Ouvindo vozes ao longe, escondi-me atrás de um barril, a respiração pesada, cada músculo tenso. Eles passaram, alheios à minha presença, e quando o silêncio retornou, tomei coragem para continuar. A sensação de liberdade estava quase ao meu alcance, mas o medo me acompanhava como uma sombra.

Finalmente, cheguei à porta que levava ao mundo exterior. A luz ofuscante iluminou meu rosto, e a brisa fresca pareceu me reanimar. Com as mãos agora livres, empurrei a porta com toda a força que consegui reunir. Ela cedeu, e eu me vi diante da liberdade, pulsando com a promessa de uma nova vida.

Corri, abandonando as correntes do passado. Cada passo longe do porão era um passo mais próximo de ser quem eu realmente era. A noite envolveu-me, e com ela, uma determinação feroz de nunca mais voltar. A fuga não era apenas física; era a reafirmação de minha existência, uma luta pela liberdade que eu sempre almejei. Eu estava livre!

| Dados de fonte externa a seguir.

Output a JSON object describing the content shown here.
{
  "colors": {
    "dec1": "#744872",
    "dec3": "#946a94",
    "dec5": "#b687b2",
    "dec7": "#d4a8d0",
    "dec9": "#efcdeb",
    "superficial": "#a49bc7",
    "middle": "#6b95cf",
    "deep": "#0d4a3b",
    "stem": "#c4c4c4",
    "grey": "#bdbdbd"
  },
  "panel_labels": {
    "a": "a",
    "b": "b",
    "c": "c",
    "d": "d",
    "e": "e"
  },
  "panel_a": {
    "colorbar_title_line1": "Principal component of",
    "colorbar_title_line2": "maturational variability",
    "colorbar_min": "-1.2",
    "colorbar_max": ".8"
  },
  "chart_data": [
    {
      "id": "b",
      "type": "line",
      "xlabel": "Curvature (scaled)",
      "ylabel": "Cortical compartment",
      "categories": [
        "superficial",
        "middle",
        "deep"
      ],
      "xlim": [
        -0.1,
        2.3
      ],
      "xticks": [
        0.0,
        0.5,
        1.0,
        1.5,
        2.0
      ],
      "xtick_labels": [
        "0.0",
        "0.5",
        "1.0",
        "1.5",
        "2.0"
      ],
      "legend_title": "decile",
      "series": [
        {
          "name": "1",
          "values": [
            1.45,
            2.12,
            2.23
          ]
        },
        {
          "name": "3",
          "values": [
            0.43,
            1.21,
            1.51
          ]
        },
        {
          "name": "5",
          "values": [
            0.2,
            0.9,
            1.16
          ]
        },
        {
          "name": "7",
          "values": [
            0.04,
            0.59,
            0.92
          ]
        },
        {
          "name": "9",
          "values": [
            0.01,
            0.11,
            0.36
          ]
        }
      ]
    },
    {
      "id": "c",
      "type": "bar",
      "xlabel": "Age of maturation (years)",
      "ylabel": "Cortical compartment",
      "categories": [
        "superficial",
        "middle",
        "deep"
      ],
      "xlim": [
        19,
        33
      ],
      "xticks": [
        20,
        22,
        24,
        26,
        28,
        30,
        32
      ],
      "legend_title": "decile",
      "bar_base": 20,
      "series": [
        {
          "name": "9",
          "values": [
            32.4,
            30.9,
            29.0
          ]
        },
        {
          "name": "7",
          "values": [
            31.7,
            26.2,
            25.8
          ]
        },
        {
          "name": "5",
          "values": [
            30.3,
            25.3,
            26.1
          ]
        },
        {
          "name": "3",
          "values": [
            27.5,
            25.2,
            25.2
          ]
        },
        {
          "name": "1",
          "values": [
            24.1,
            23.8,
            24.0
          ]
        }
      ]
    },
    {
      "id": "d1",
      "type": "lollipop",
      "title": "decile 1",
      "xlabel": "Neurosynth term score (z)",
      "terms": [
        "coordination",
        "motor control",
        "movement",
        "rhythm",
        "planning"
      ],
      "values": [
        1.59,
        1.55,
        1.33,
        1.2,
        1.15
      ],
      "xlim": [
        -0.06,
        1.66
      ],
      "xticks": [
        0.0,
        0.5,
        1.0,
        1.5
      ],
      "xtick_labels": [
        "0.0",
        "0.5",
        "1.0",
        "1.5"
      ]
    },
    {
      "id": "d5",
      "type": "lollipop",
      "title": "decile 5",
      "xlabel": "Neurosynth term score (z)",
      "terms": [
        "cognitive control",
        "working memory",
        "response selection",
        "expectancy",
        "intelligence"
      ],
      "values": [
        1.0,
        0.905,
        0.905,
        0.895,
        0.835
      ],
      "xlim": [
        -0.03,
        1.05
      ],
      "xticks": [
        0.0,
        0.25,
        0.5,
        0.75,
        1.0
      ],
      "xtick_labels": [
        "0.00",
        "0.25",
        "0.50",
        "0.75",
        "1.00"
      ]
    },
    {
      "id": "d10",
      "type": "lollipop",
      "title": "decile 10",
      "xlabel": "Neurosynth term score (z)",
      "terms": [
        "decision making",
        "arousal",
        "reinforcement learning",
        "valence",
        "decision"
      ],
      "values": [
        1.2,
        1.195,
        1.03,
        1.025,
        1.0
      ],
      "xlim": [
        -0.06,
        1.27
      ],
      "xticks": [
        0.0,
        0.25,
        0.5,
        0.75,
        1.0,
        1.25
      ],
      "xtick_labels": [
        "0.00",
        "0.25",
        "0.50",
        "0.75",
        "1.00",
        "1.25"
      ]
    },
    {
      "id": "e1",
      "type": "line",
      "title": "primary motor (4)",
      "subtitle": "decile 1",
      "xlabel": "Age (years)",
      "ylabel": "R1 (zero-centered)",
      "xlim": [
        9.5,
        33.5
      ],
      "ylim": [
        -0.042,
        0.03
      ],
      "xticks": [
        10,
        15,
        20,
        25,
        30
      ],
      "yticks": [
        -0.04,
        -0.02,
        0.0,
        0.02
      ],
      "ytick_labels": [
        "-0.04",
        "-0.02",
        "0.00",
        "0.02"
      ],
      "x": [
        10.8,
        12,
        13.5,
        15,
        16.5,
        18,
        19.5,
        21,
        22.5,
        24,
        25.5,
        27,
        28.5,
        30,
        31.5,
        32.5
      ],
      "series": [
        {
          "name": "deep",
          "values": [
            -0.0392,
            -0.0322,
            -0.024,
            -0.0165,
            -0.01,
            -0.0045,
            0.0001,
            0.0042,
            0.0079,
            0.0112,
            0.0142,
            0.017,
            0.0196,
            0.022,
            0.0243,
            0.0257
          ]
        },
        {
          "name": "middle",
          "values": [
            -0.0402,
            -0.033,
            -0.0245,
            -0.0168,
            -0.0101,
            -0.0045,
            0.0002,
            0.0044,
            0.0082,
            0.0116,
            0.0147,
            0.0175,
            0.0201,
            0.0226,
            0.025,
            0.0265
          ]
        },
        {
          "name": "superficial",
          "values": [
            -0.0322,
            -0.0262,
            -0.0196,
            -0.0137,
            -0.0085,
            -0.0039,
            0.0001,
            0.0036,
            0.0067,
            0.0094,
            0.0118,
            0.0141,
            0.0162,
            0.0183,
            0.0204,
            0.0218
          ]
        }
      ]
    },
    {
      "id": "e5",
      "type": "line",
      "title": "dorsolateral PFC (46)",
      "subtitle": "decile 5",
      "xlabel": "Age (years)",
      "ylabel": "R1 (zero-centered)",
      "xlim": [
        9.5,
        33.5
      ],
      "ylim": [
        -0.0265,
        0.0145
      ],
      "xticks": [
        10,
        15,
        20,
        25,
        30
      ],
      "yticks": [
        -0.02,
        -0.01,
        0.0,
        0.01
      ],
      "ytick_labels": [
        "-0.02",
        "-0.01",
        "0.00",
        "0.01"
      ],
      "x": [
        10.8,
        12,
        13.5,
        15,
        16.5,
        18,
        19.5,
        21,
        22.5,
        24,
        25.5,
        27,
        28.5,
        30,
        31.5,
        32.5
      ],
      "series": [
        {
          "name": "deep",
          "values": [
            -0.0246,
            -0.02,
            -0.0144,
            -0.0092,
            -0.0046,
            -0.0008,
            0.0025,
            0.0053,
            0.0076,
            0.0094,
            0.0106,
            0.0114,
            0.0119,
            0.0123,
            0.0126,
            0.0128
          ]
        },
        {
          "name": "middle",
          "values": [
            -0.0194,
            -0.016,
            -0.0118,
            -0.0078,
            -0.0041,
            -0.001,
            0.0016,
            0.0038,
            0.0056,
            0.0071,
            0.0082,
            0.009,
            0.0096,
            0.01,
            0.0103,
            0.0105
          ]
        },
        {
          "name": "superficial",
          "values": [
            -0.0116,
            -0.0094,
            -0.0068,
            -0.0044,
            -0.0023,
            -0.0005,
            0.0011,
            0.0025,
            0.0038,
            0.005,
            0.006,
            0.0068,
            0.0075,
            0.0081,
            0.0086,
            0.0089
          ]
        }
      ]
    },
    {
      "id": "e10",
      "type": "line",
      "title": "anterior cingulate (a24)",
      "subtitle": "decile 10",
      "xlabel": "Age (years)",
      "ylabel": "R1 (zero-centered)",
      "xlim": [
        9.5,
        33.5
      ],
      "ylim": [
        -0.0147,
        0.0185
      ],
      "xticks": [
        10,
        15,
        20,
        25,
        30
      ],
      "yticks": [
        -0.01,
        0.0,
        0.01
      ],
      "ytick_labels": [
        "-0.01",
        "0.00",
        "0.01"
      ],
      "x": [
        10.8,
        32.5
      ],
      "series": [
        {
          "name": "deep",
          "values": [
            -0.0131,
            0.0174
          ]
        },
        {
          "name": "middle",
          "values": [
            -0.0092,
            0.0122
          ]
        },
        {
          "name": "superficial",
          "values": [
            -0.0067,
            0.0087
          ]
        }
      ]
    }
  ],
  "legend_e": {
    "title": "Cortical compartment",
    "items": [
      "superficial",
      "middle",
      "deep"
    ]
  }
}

— Splah! — Ao menos foi o que eu pensei, antes de chegar em casa, recebendo um tapa ensurdecedor do meu pai ao pé da orelha. — Fugiu como um covarde! Você me envergonha Giovani! Não é digno de ser meu filho, meu herdeiro, meu substituto. — As palavras rancorosas do meu pai, ecoaram por todos os cantos da sala, fazendo todos os presentes olharem para nós. 

Meu rosto queimava pela vergonha, eu deveria estar morto? Como um garoto de onze anos poderiam lutar contra inimigos? — Giuseppe! Não fale assim conostro filho, ele...— Nem mesmo as palavras de defesa da minha mãe serviram para acalma-lo, com um olhar severo, o meu pai a fez calar-se. 

Outros sequestros vieram, varias tentativas de morte ao substituto do don, longe de casa, eu sequer sabia se eu era mesmo isso. Mas não havia como fugir, mesmo quando, seu pai ordena que você não esteja presente no seu funeral. Para ele, eu sempre serei um covarde, nunca mudará este fato.